Wansink’s work flies under the radar. Or, to mix metaphors, he’s in the Goldilocks position, with topics that are not important for anyone to care about disputing, but interesting and quirky enough to appeal to the editors at the New York Times, NPR, Freakonomics, Marginal Revolution, etc.
It’s similar with embodied cognition, power pose, himmicanes, ages ending in 9, and other PPNAS-style Gladwell bait. Nobody has much motivation to question these claims, so they can stay afloat indefinitely, generating entire literatures in peer-reviewed journals, only to collapse years or decades later when someone pops the bubble via a preregistered non-replication or a fatal statistical criticism.
We hear a lot about the self-correcting nature of science, but—at least until recently—there seems to have been a lot of published science that’s completely wrong, but which nobody bothered to check. Or, when people did check, no one seemed to care.
A couple weeks ago we had a new example, a paper out of Harvard called, “Caught Red-Minded: Evidence-Induced Denial of Mental Transgressions.” My reaction when reading this paper was somewhere between: (1) Huh? As recently as 2016, the Journal of Experimental Psychology: General was still publishing this sort of slop? and (2) Hmmm, the authors are pretty well known, so the paper must have some hidden virtues. But now I’m realizing that, yes, the paper may well have hidden virtues—that’s what “hidden” means, that maybe these virtues are there but I don’t see them—but, yes, serious scholars really can release low-quality research, when there’s no feedback mechanism to let them know there are problems.
OK, there are some feedback mechanisms. There are journal referees, there are outside critics like me or Uri Simonsohn who dispute forking path p-value evidence on statistical grounds, and there are endeavors such as the replication project that have revealed systemic problems in social psychology. But referee reports are hidden (you can respond to them by just submitting to a new journal), and the problem with peer review is the peers; and the other feedbacks are relatively new, and some established figures in psychology and other fields have had trouble adjusting.

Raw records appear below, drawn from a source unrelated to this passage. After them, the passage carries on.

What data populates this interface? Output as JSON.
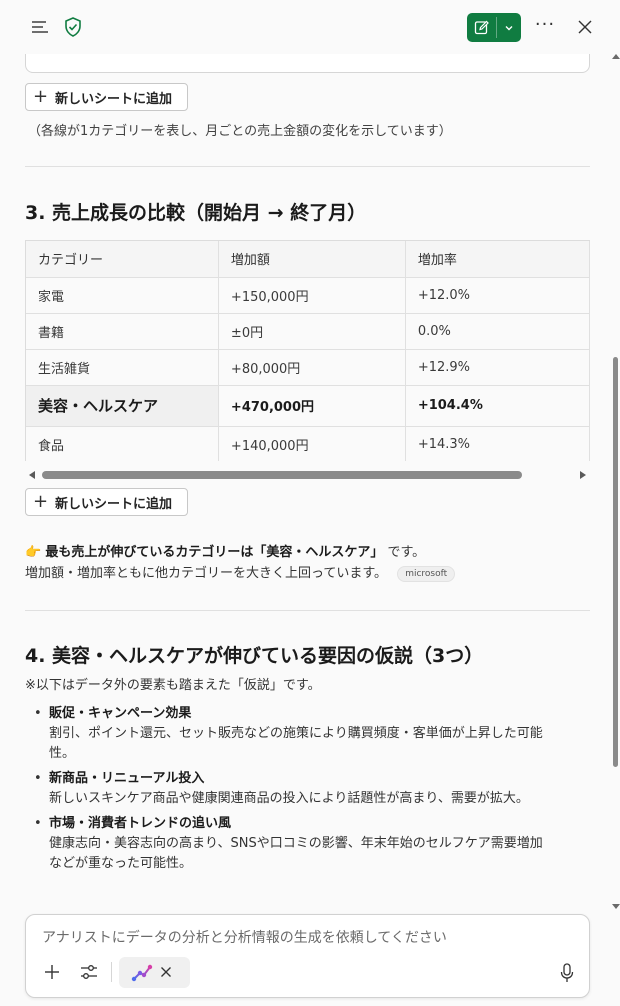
{
  "header": {
    "menu_icon": "hamburger-icon",
    "shield_icon": "shield-check-icon",
    "new_chat_icon": "edit-icon",
    "dropdown_icon": "chevron-down-icon",
    "more_label": "···",
    "close_icon": "close-icon",
    "accent_color": "#107c41"
  },
  "content": {
    "add_sheet_label": "新しいシートに追加",
    "chart_note": "（各線が1カテゴリーを表し、月ごとの売上金額の変化を示しています）",
    "section3_title": "3. 売上成長の比較（開始月 → 終了月）",
    "table": {
      "headers": [
        "カテゴリー",
        "増加額",
        "増加率"
      ],
      "rows": [
        [
          "家電",
          "+150,000円",
          "+12.0%"
        ],
        [
          "書籍",
          "±0円",
          "0.0%"
        ],
        [
          "生活雑貨",
          "+80,000円",
          "+12.9%"
        ],
        [
          "美容・ヘルスケア",
          "+470,000円",
          "+104.4%"
        ],
        [
          "食品",
          "+140,000円",
          "+14.3%"
        ]
      ]
    },
    "add_sheet_label_2": "新しいシートに追加",
    "highlight_emoji": "👉",
    "highlight_bold": "最も売上が伸びているカテゴリーは「美容・ヘルスケア」",
    "highlight_end": " です。",
    "highlight_line2": "増加額・増加率ともに他カテゴリーを大きく上回っています。",
    "source_badge": "microsoft",
    "section4_title": "4. 美容・ヘルスケアが伸びている要因の仮説（3つ）",
    "section4_note": "※以下はデータ外の要素も踏まえた「仮説」です。",
    "hypotheses": [
      {
        "title": "販促・キャンペーン効果",
        "line1": "割引、ポイント還元、セット販売などの施策により購買頻度・客単価が上昇した可能",
        "line2": "性。"
      },
      {
        "title": "新商品・リニューアル投入",
        "line1": "新しいスキンケア商品や健康関連商品の投入により話題性が高まり、需要が拡大。",
        "line2": ""
      },
      {
        "title": "市場・消費者トレンドの追い風",
        "line1": "健康志向・美容志向の高まり、SNSや口コミの影響、年末年始のセルフケア需要増加",
        "line2": "などが重なった可能性。"
      }
    ]
  },
  "composer": {
    "placeholder": "アナリストにデータの分析と分析情報の生成を依頼してください",
    "plus_icon": "plus-icon",
    "tools_icon": "sliders-icon",
    "agent_icon": "analyst-agent-icon",
    "remove_icon": "close-icon",
    "mic_icon": "microphone-icon"
  }
}
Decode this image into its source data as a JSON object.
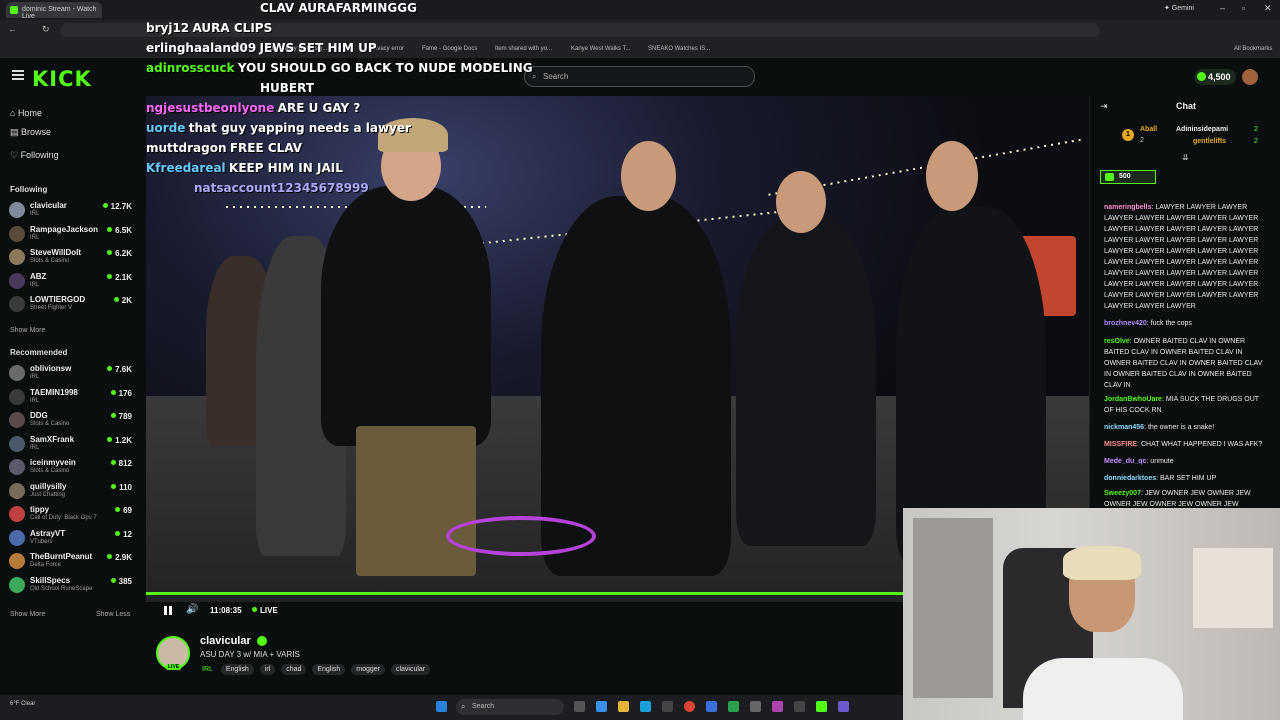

Everything’s changing—look at Pizzagate, power pose, etc., where the news media are starting to wise up, and pretty soon it’ll just be NPR, PPNAS, and Ted standing in a very tiny circle, tweeting these studies over and over again to each other—but as this is happening, I think it’s useful to look back and consider how it is that certain bubbles have been kept afloat for so many years, how it is that the U.S. government gave millions of dollars in research grants to a guy who seems to have trouble counting pizza slices.